The core problem is that comments can appear anyplace that white space can appear. For this reason, they are generally deleted by the lexer. Retaining them isn't a problem per se, but deciding what AST to attach them to is a problem. In

x /* intervening comment  */ + y

should the comment attach to the "x", to the "+", or to the expression AST? What about when multiple comments appear? Is white space between them significant? Generalize this and you will soon conclude that the lexer basically needs to handle comments as quasi-syntactic elements in order to sensibly preserve them. If the only goal is to be able to spew them back out, fine, but the minute you start doing AST transforms the question will become: how should comments be handled while re-writing?

Things like documentation comments work because they are quasi-syntactic.

In the LISP family of languages, documentation comments have traditionally been handled with strings to avoid this whole mess.

Agreed!

The question would be how close can we get. In your example, the '+' operator would usually be parsed as the root node of the expression tree. The parser could incarnate this as something like

op_add:
  child[0] = parse('x')
  child[1] = parse('/* intervening comment  */')
  child[2] = parse('y')

That would still be ambiguous, since you would lose the information whether the comment was before or after the '+' in infix. But you retain the information that the comment was between operators 'x' and 'y'. Further comments could come in between, others might be added before 'x' and after 'y', always trying to keep them as far down the parse tree as possible. The child list would retain their relative order. That appears quite neutral to me and might be close enough, even for rewriting purposes, because comments are kept 'near by' and further decisions are delayed as much as possible.

This is doable

In fact, if you install the CDT package for eclipse, and hand it input involving missing macro definitions, you will find that it produces a quasi-AST using very much this sort of idea.

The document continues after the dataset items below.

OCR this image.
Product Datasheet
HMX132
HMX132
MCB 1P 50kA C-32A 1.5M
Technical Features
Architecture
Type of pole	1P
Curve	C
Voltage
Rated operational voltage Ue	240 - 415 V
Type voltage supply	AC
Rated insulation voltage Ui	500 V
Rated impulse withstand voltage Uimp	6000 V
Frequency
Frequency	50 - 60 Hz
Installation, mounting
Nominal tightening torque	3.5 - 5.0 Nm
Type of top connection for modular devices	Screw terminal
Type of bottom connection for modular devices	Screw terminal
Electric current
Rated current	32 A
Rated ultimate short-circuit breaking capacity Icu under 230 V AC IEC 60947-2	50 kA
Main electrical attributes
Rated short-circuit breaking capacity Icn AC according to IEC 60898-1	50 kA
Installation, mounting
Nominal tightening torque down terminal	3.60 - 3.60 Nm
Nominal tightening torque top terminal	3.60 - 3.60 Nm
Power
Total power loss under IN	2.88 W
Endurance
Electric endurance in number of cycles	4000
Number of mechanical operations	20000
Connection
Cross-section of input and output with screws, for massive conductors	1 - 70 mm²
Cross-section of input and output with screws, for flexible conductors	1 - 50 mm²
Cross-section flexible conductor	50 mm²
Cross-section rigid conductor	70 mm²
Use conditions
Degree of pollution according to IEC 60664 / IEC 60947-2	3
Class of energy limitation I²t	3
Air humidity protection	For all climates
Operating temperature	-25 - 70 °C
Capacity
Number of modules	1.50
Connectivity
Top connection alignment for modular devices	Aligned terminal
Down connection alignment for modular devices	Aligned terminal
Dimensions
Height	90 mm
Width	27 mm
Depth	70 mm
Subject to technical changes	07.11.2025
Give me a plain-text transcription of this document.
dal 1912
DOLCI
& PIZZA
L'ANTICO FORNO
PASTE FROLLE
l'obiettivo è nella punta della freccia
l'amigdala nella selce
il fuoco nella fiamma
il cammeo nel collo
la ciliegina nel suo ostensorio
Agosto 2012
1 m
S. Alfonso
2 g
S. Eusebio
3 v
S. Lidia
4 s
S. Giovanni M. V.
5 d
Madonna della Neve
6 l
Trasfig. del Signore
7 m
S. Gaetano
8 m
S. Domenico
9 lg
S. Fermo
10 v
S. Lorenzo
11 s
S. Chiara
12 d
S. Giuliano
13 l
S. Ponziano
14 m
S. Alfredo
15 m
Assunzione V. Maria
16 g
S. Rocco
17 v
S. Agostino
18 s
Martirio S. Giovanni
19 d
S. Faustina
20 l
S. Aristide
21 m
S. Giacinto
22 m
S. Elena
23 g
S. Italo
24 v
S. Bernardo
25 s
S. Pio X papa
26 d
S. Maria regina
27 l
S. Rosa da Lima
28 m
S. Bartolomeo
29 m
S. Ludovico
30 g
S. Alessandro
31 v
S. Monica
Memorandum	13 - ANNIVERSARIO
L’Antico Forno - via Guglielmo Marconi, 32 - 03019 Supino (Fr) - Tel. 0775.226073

My personal opinion is that it is enough to attach the comment to some plausible AST node (hopefully in a well-defined way) along with some information about the relative position between the comment and the AST node. Most of the reason to preserve comments is for the sake of transformation, and this would probably be enough. Perhaps more to the point, I'm not clear how to do better in principle.

Just as one possible example, every serious compiler defines a notion of "location" for every AST node. If one simply adds a linked list of comments to the AST node, each of which has a location, I think that might do fairly well.

This is indeed the

This is indeed the industrial solution that we* use; comments are attributes that decorate abstract syntax tree nodes. There are several other considerations to make in the design and implementation, though:

  • Does the comment attach to the token before or after? (we call these pre- and post-comments)
  • Where do you attach file-global (header, footer) comments?
  • Handling sequences of comments
  • Where do they go under tree compaction? (concrete to abstract tree, should be automatic)
  • Where do they go under tree manipulation? (transformation/rewrite, needs manual mangling)

We have answers to all these, though sometimes only as far as our customers' needs have pushed us.

* Semantic Designs

In some sense, the source code

is meta information for the compiler. Most compilers don't seem to carry around the comments so much as the carry around pointers to the source. The main emphasis being to point to the line of code which does not compile, or to be used in the debugging process (hard to debug with the raw assembly).

So I'd imagine that most compilers carry around the comments as part of the baggage of source meta information.

Retaining comments when refactoring code

Retaining comments when refactoring code collects comments separately from the AST (while keeping positions) and then reassociates them with the AST on demand.

A final pointer (just for

A final pointer (just for the records) Douglas Crockford's Pratt parser for Javascript keeps track of comments within the AST, as properties of nodes (and not nodes themselves).